Basically, Rep. Barton said that VOIP "is a different animal" from telephone service. He expressed opposition to imposing old regulatory regimes on new internet services. "I don't think this bill is about reinventing regulation", said Rep. Barton. He added that this amendment "would be burdensome, to say the least, to implement".
Rep. Barton sat in silence, with his hand on his mouth, when the Subcommittee approved this amendment by unanimous voice vote.
27. White Space Study. Rep. Inslee offered an amendment that would require the FCC and NTIA to conduct a "band-by-band analysis of the usage of spectrum to identify any bands that are not being used efficiently".
Rep. Upton said that it was not germane. Rep. Inslee withdrew it.
28. Tying by Broadband Service Providers. Rep. Boucher offered an amendment that provides that "A broadband service provider shall not require a subscriber, as a condition on the purchase of any broadband service the provider offers, to purchase any other cable service or telecommunications service offered by the provider."

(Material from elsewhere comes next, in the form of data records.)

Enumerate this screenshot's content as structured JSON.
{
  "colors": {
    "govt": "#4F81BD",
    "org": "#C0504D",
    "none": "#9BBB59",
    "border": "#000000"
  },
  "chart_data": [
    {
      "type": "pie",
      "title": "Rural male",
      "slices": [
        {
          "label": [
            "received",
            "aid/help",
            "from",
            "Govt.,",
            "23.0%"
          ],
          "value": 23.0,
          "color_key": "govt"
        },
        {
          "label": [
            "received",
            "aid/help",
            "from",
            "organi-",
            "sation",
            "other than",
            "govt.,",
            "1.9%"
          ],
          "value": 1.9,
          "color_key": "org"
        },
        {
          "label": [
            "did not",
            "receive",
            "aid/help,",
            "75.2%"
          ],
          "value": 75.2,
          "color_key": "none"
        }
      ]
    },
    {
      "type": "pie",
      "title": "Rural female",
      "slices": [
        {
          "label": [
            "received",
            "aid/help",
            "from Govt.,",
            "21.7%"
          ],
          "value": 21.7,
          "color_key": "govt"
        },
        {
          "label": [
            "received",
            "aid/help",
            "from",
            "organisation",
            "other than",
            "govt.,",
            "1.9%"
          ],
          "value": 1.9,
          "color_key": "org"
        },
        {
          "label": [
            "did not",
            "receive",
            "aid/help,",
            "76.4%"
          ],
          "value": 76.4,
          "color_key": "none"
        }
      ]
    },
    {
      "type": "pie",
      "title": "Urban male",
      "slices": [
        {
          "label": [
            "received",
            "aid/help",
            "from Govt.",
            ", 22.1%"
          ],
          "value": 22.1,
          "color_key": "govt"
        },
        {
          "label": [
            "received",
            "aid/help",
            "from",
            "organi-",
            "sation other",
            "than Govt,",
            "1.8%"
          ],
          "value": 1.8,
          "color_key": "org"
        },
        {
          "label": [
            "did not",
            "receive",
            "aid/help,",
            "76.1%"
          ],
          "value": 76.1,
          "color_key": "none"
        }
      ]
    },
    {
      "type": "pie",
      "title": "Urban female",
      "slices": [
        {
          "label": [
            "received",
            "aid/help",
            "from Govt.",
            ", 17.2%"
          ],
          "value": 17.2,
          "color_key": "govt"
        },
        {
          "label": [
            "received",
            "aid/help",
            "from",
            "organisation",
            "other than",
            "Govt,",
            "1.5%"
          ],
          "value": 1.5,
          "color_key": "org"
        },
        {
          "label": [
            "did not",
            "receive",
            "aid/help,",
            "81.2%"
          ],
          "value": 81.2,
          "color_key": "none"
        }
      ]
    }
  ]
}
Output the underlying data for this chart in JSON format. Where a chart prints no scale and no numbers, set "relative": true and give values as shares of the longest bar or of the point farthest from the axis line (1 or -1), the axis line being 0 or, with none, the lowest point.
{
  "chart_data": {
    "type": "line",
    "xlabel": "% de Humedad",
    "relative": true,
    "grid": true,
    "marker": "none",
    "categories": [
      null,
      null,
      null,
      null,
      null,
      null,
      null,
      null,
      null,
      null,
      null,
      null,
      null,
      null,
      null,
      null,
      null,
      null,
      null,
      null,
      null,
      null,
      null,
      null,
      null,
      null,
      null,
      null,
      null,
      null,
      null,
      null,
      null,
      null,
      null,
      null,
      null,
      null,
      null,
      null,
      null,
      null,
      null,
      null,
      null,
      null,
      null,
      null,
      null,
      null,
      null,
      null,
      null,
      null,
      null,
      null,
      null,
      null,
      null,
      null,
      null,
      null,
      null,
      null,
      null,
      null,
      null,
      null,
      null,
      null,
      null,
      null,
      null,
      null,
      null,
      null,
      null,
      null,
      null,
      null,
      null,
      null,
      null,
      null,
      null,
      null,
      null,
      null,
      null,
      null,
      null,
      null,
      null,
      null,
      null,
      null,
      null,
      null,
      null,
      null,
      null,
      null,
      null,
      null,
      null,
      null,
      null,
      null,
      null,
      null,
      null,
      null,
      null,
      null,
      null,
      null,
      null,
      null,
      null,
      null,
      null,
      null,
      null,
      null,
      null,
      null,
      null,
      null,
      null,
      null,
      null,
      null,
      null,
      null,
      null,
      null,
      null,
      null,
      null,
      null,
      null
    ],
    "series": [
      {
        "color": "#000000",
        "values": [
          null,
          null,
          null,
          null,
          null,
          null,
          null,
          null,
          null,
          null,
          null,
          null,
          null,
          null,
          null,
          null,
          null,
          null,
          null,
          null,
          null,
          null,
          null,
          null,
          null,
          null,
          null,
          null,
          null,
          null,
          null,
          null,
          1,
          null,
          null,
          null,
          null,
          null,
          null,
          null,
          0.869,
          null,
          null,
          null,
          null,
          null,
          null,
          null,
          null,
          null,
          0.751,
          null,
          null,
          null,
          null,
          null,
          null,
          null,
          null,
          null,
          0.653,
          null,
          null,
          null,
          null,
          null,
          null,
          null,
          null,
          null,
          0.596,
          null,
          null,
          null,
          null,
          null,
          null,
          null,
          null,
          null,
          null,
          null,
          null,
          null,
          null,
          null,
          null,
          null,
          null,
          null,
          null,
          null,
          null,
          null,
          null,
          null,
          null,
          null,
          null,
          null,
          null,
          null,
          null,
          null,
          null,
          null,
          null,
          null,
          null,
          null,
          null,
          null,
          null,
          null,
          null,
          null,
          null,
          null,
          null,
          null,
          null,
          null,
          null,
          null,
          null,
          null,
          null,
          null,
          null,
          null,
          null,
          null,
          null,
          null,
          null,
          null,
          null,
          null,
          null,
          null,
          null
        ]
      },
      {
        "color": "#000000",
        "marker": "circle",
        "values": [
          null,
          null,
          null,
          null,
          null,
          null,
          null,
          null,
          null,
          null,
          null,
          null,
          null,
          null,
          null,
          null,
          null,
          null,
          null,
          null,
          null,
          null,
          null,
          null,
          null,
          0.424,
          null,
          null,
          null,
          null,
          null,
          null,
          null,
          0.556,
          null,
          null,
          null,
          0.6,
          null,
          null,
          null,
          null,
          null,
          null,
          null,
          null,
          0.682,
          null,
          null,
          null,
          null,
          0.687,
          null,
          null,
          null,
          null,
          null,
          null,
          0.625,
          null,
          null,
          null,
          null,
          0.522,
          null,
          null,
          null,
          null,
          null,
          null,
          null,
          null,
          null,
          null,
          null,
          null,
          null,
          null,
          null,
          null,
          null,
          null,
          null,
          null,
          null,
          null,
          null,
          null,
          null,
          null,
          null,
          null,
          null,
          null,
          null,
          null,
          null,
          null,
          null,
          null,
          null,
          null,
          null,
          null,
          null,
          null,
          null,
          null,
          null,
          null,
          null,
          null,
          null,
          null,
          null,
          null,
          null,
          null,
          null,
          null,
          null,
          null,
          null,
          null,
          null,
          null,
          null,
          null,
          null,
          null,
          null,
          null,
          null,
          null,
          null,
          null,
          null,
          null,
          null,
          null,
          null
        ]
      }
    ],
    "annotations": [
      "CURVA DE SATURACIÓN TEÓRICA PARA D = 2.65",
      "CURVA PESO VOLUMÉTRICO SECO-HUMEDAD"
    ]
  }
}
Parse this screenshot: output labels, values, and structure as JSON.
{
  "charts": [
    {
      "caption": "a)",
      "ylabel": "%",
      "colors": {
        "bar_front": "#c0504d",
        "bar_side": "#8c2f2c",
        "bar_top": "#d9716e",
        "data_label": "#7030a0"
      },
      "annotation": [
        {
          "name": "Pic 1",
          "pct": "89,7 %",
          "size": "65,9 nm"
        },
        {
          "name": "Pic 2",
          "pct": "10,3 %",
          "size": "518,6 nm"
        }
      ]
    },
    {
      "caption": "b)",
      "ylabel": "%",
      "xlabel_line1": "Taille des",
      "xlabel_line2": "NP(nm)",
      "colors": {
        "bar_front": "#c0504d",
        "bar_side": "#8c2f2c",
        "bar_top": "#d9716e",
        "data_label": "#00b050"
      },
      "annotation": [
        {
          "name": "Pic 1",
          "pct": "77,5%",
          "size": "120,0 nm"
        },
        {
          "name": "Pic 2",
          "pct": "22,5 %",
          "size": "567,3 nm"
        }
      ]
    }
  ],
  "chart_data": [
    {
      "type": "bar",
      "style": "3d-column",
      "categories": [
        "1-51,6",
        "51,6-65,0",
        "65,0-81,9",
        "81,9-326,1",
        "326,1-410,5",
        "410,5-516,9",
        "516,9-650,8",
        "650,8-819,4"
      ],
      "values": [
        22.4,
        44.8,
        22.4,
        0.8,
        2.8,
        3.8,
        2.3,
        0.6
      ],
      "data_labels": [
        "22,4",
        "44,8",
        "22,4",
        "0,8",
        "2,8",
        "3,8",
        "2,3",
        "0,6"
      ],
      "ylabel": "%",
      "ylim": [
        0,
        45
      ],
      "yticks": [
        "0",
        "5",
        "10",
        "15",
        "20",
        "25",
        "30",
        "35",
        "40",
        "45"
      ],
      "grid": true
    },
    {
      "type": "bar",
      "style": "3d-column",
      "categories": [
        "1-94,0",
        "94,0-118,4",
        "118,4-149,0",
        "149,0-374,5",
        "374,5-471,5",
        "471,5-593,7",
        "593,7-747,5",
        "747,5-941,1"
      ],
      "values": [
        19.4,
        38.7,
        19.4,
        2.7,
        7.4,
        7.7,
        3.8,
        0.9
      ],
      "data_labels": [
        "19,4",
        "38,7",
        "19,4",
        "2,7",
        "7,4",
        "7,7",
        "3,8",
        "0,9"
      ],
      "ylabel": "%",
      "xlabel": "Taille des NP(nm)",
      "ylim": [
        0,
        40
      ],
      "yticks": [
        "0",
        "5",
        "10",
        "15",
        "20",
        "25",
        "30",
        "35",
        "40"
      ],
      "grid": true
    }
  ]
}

Rep. Boucher argued that consumers should be able to purchase broadband service as a stand alone service.
Rep. Upton accepted the amendment. It was approved by unanimous voice vote.
Franchising Parity. Rep. Pickering did not offer an amendment
pertaining to franchising parity, when there are two or more service providers
in one area. However, he stated that he had considered doing so, and that he
might offer such an amendment later.